Tuesday, June 1, 2010

Breaking the mold: A lovely story about a journey to health and emotional freedom

Have I ever talked about my A.D.D.? I joke about being affected by it pretty often, "there are 3 of us in our marriage, me, Chad and my ADD.!" It always gets a laugh. I have been medicated on and off since I was 22. I was working in a private autism school, and one afternoon my boss got tired of me running our office like a monkey and urged that I get tested. Not, only did I test positive for ADD-I tested on the high end; on a 1-10 scale, I got a 9.5. –no joke!

But before the jokes, came the coping and before the coping came the issues! After first being diagnosed I had major issues with it. I always stand out in a crowd, and I know, I know, all the lame clich├ęs, about standing out in a crowd. But seriously when you stand out your entire life, and you just got diagnosed with ADD, ya kinda crave just being normal. As if being born with a birth defect wasn't enough, ya gotta throw in dyslexia, chronic headaches, migraines, and now A.D.D.! I remember so vividly laying in bed after just been diagnosed and just got my prescription of ritilian filled. I was still living at home with my parents, and my mom walked into my room. I was almost in tears, staring at the pill bottle-willing the issue to disappear. "This is a good thing-Krissy-lee!" My mom said in a voice only a mother has. Not making eye contact with her, "how do you figure? This will never go away mom. I am stuck like this forever." "Your right, but thank God we know, thank God you were diagnosed, thank God for medication, this is the answer we have been looking for. You are a smart girl Kristin, but the reasons your grades do not reflect it is b/c you simply can not concentrate. Simple as that, with 1 pill it will slow your brain down long enough to retain information."

So with a mom-required pep talk I began taking the medication. Let me tell you how it changed my life. I could listen to a song in full on the radio; I could slow my mind down long enough to focus during a conversation. I made sense. For once in my life I made sense. Try living a life where you know you're smart, but you can't prove it. This ADD closed the gap into what I knew about myself and what others could see.

I know all too well what it is like to fight. I have fought for my life when I was born, my education both in public school and college, and now when my life is finally good-no GREAT! I turn full circle and I have to once again fight for a better life.

Another gap in my life was my activity level. I love soccer, I love to run, I love to be on the go, and I love to be busy. It matches my personality. But I had trouble keeping up with my peers while playing soccer. My mother told me, "I wasn't a competitive person." Believing her, I quit. I had trouble running a mile under 8minutes-I figured I was more of a yoga person that a running person. I slowly started to turn inward, friendships grew apart, and I spent more and more time on the couch.

Then I met Chad (again) and he started to notice a pattern in my behavior. "Something isn't right" he told me over and over until I listened. Ha! Not exactly the 3 little words a girl craves to hear. It took me about 2 years and countless arguments for me to really hear what he was saying. In the end, however he was right. My heart is displaced, sitting on my lung and my breast bone and spine are about an inch apart. When exercise intolerance and fatigue are your main symptoms you think, "ha-shit Kristin, suck it up and go run!" Or you get angry with yourself for your own "disruptive behavior."
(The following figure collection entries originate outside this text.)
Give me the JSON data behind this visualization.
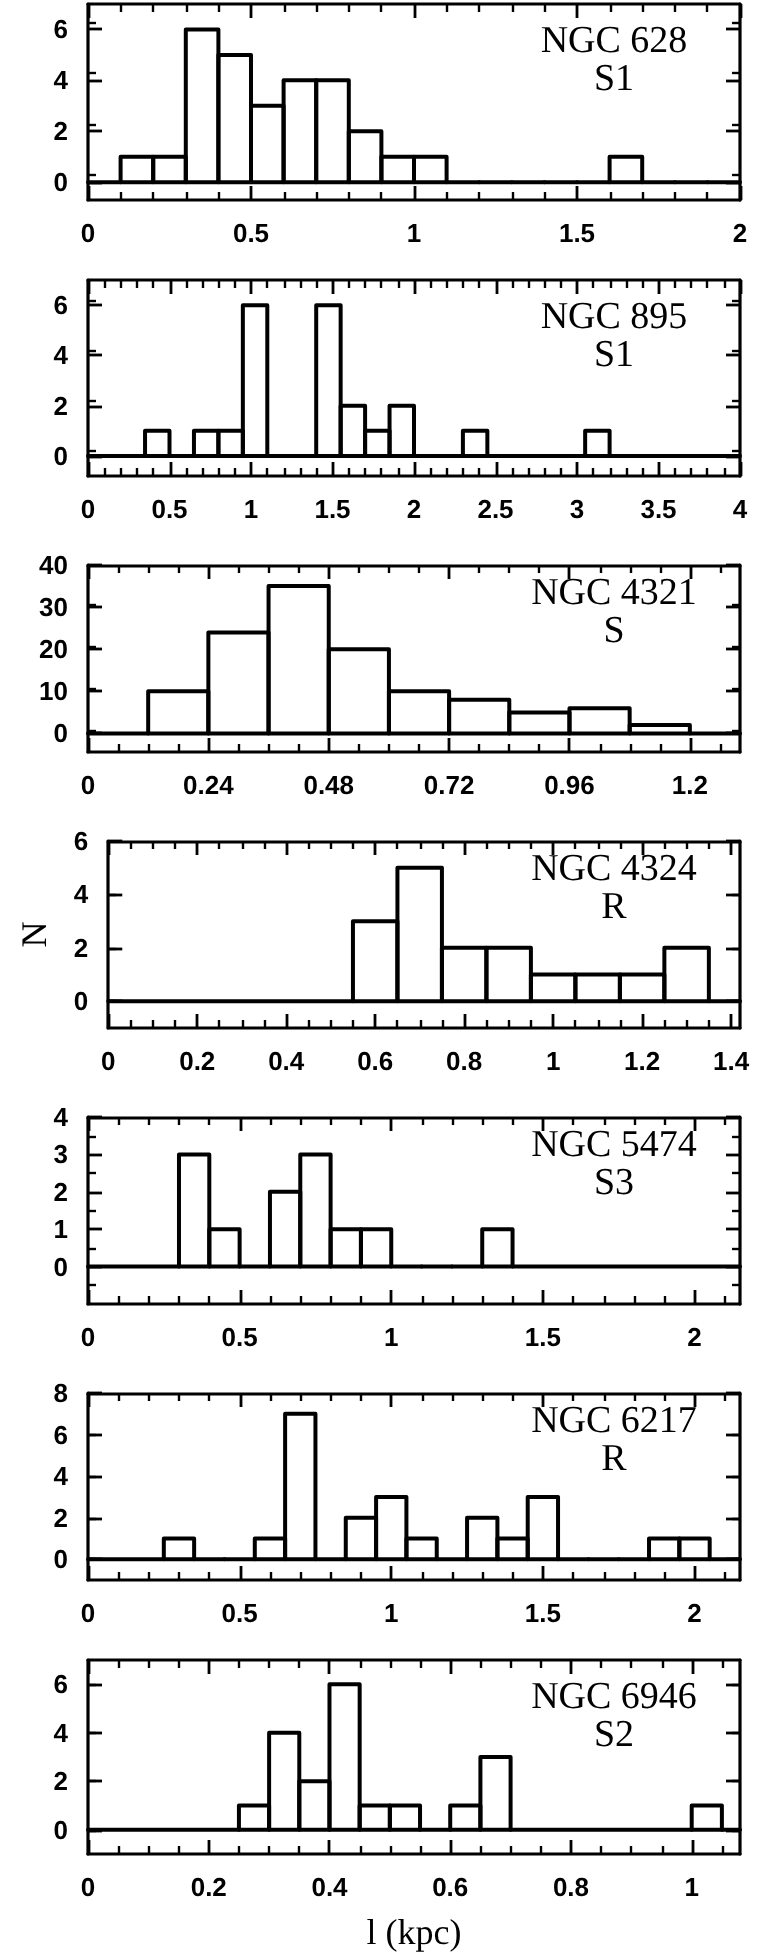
{
  "chart_data": [
    {
      "type": "histogram",
      "title": "NGC 628",
      "subtitle": "S1",
      "bins": [
        0,
        0.1,
        0.2,
        0.3,
        0.4,
        0.5,
        0.6,
        0.7,
        0.8,
        0.9,
        1.0,
        1.1,
        1.2,
        1.3,
        1.4,
        1.5,
        1.6,
        1.7,
        1.8,
        1.9,
        2.0
      ],
      "values": [
        0,
        1,
        1,
        6,
        5,
        3,
        4,
        4,
        2,
        1,
        1,
        0,
        0,
        0,
        0,
        0,
        1,
        0,
        0,
        0
      ],
      "color": "#000000",
      "xlim": [
        0,
        2
      ],
      "xticks": [
        0,
        0.5,
        1,
        1.5,
        2
      ],
      "ylim": [
        -0.7,
        7
      ],
      "yticks": [
        0,
        2,
        4,
        6
      ]
    },
    {
      "type": "histogram",
      "title": "NGC 895",
      "subtitle": "S1",
      "bins": [
        0,
        0.35,
        0.5,
        0.65,
        0.8,
        0.95,
        1.1,
        1.25,
        1.4,
        1.55,
        1.7,
        1.85,
        2.0,
        2.15,
        2.3,
        2.45,
        2.6,
        2.75,
        2.9,
        3.05,
        3.2,
        4.0
      ],
      "values": [
        0,
        1,
        0,
        1,
        1,
        6,
        0,
        0,
        6,
        2,
        1,
        2,
        0,
        0,
        1,
        0,
        0,
        0,
        0,
        1,
        0
      ],
      "color": "#000000",
      "xlim": [
        0,
        4
      ],
      "xticks": [
        0,
        0.5,
        1,
        1.5,
        2,
        2.5,
        3,
        3.5,
        4
      ],
      "ylim": [
        -0.8,
        7
      ],
      "yticks": [
        0,
        2,
        4,
        6
      ]
    },
    {
      "type": "histogram",
      "title": "NGC 4321",
      "subtitle": "S",
      "bins": [
        0,
        0.12,
        0.24,
        0.36,
        0.48,
        0.6,
        0.72,
        0.84,
        0.96,
        1.08,
        1.2,
        1.3
      ],
      "values": [
        0,
        10,
        24,
        35,
        20,
        10,
        8,
        5,
        6,
        2,
        0
      ],
      "color": "#000000",
      "xlim": [
        0,
        1.3
      ],
      "xticks": [
        0,
        0.24,
        0.48,
        0.72,
        0.96,
        1.2
      ],
      "ylim": [
        -4.4,
        40
      ],
      "yticks": [
        0,
        10,
        20,
        30,
        40
      ]
    },
    {
      "type": "histogram",
      "title": "NGC 4324",
      "subtitle": "R",
      "ylabel": "N",
      "bins": [
        0,
        0.55,
        0.65,
        0.75,
        0.85,
        0.95,
        1.05,
        1.15,
        1.25,
        1.35,
        1.42
      ],
      "values": [
        0,
        3,
        5,
        2,
        2,
        1,
        1,
        1,
        2,
        0
      ],
      "color": "#000000",
      "xlim": [
        0,
        1.42
      ],
      "xticks": [
        0,
        0.2,
        0.4,
        0.6,
        0.8,
        1,
        1.2,
        1.4
      ],
      "ylim": [
        -1,
        6
      ],
      "yticks": [
        0,
        2,
        4,
        6
      ]
    },
    {
      "type": "histogram",
      "title": "NGC 5474",
      "subtitle": "S3",
      "bins": [
        0,
        0.3,
        0.4,
        0.5,
        0.6,
        0.7,
        0.8,
        0.9,
        1.0,
        1.1,
        1.2,
        1.3,
        1.4,
        2.15
      ],
      "values": [
        0,
        3,
        1,
        0,
        2,
        3,
        1,
        1,
        0,
        0,
        0,
        1,
        0
      ],
      "color": "#000000",
      "xlim": [
        0,
        2.15
      ],
      "xticks": [
        0,
        0.5,
        1,
        1.5,
        2
      ],
      "ylim": [
        -1,
        4
      ],
      "yticks": [
        0,
        1,
        2,
        3,
        4
      ]
    },
    {
      "type": "histogram",
      "title": "NGC 6217",
      "subtitle": "R",
      "bins": [
        0,
        0.25,
        0.35,
        0.45,
        0.55,
        0.65,
        0.75,
        0.85,
        0.95,
        1.05,
        1.15,
        1.25,
        1.35,
        1.45,
        1.55,
        1.65,
        1.75,
        1.85,
        1.95,
        2.05,
        2.15
      ],
      "values": [
        0,
        1,
        0,
        0,
        1,
        7,
        0,
        2,
        3,
        1,
        0,
        2,
        1,
        3,
        0,
        0,
        0,
        1,
        1,
        0
      ],
      "color": "#000000",
      "xlim": [
        0,
        2.15
      ],
      "xticks": [
        0,
        0.5,
        1,
        1.5,
        2
      ],
      "ylim": [
        -1,
        8
      ],
      "yticks": [
        0,
        2,
        4,
        6,
        8
      ]
    },
    {
      "type": "histogram",
      "title": "NGC 6946",
      "subtitle": "S2",
      "xlabel": "l (kpc)",
      "bins": [
        0,
        0.25,
        0.3,
        0.35,
        0.4,
        0.45,
        0.5,
        0.55,
        0.6,
        0.65,
        0.7,
        1.0,
        1.05,
        1.08
      ],
      "values": [
        0,
        1,
        4,
        2,
        6,
        1,
        1,
        0,
        1,
        3,
        0,
        1,
        0
      ],
      "color": "#000000",
      "xlim": [
        0,
        1.08
      ],
      "xticks": [
        0,
        0.2,
        0.4,
        0.6,
        0.8,
        1
      ],
      "ylim": [
        -1,
        7
      ],
      "yticks": [
        0,
        2,
        4,
        6
      ]
    }
  ]
}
Once again there was a gap in my life. A gap from what I knew was true and what I could actually show people.

I am 72 hours away from having my chest cracked open like a walnut, cartilage removed from my chest, and bones shaved down, and a metal bar placed into my chest where it will remain for 1-2years. It will be a long and slow healing process. But emotionally I am thrilled, I am thrilled that a big-giant chunk of my life is starting to make more sense.

It's like my entire life people have told me, "Kristin, you are an A. No matter what you say or what you do, you are an A. There is no point in fighting this is set in STONE!!" But in a secret world… that nobody knows about not even me, or believes in not even me, it's really real-I have a private membership to world B. So my entire life I try so hard and fight and so hard to live in A, but something doesn't seem right. People keep reminding me I am an A, so I push through and fight more. I believe all the things people tell me about living in A, I believe I am not competitive, I believe I hate running, I believe it all. But in the world of B I love to play sports, and I love running. Damn it! Things don't make sense and I struggle living between the 2 worlds. I try to work out, but end up quitting, then get mad at myself. I try to get invested in yoga, but quit. Then, one magical day a Saint tells me 3 little words, "something is wrong." Slowly I start getting glimpses of a world I had citizenship my entire life, but never knew it.
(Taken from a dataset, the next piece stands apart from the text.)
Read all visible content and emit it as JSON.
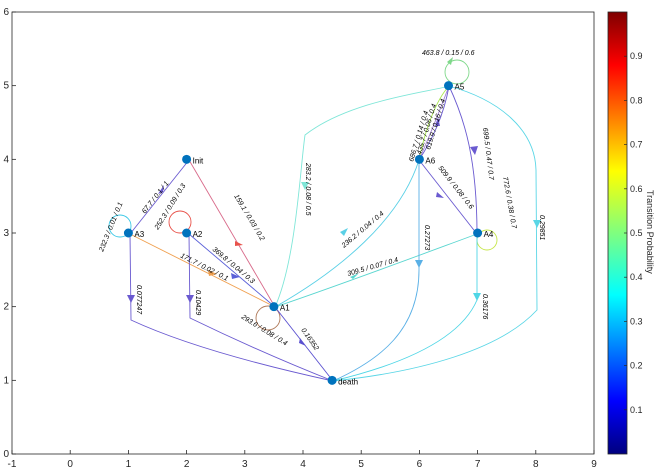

I hate the restrictions of world B, but I love the view. I have broken the stone and look forward to the months, even years ahead of me!!

Thanks for following me on this journey


  1. Thanks Mrs. Guru, it took me a few days to construct it. It required some soul searching!

    Sorry we couldn't get together for menchies, I was just so busy this past week!

  2. This was beautiful to read, Kristin. I had no idea how much you've overcome in the last few years and I'm incredibly proud of you and inspired by your story. I know things will continue to change for the better in your life and you will continue to break barriers and push forward.